Amount woven to date: 1 yard+29.5"
I accidentally found myself at a small fiber show last night. The show consisted of works by a Susan Lenz of Columbia SC. There were two kinds of work in the gallery. One kind consisted of arranging yarns, ribbons, threads across a dissolvable web and then free motion embroidering with her sewing machine over them. The result was something that looked remarkably like weaving. I loved the colors and textures. The pieces were mounted on white mat board. The mat board, in other words, did not cover the edges. The edges, in all their messiness were there for all to see. The messiness was not great, however. It was just enough to reveal the maker's hand. And the whole thing was framed. The fiber pieces themselves, without mat board or frame appeared to be about 12 inches wide by 30 inches tall.
The other kind of piece consisted of very small fabric squares. They appeared to be about one inch square. They were embellished with paints and free motion embroidery. They were then linked to one another with free motion embroidery.
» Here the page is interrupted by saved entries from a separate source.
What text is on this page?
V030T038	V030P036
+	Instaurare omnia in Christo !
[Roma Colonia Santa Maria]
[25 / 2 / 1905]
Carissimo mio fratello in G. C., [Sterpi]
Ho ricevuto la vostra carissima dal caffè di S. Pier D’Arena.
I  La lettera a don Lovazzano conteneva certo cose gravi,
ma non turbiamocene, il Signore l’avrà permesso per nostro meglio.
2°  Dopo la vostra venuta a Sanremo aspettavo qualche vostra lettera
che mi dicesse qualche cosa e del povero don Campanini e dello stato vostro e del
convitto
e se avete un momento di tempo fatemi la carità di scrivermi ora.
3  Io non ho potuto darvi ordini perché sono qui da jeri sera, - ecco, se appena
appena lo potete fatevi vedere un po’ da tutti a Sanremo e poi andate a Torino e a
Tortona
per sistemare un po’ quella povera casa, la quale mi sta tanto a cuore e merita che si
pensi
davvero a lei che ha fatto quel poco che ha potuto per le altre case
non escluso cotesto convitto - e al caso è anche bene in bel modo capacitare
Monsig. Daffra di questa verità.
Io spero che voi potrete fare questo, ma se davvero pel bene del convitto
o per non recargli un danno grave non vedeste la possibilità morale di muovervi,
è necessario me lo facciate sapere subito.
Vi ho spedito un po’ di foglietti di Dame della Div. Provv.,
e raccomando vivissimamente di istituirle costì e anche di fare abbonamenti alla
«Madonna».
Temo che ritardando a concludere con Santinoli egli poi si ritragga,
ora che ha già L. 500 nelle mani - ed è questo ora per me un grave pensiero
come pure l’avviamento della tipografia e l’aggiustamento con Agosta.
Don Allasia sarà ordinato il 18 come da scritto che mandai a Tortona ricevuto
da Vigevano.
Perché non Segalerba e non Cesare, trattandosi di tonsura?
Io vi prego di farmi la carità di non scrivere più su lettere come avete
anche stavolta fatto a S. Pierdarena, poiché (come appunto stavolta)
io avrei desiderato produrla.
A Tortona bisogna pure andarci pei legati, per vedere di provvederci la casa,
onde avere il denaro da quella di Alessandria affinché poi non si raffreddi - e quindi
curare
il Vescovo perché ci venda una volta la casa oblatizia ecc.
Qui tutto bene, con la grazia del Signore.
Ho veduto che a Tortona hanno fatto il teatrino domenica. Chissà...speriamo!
I assume the pieces were laid on dissolvable web and then the machine stitching was done. And I call it linking because there was space between each of the individual pieces. As with the previous type, the complete piece was placed on a white mat board and then framed. The size of these works as also about 12 inches wide by 30 inches tall.
Strange, I have been vaguely thinking about small weavings. Weaving with weavettes. Pin weaving. Perhaps I am reacting to weaving all this yardage?
I walked back to my car with renewed energy.
When I Googled Susan's name, I learned, much to my sorrow, that her current interest seems to be primarily altered books, though she is starting to play with quilting. Why this shift? I reflected on what I had seen. Yes, I really liked the stuff. And yes, her stuff made me think about what I was doing. But her stuff was all the same. She was really only repeating the same two ideas over and over again. There was no development. She must have been bored. I certainly would have been. She must have seen no possibilities for exploring in new ways what she was already doing. So she moved on to something different.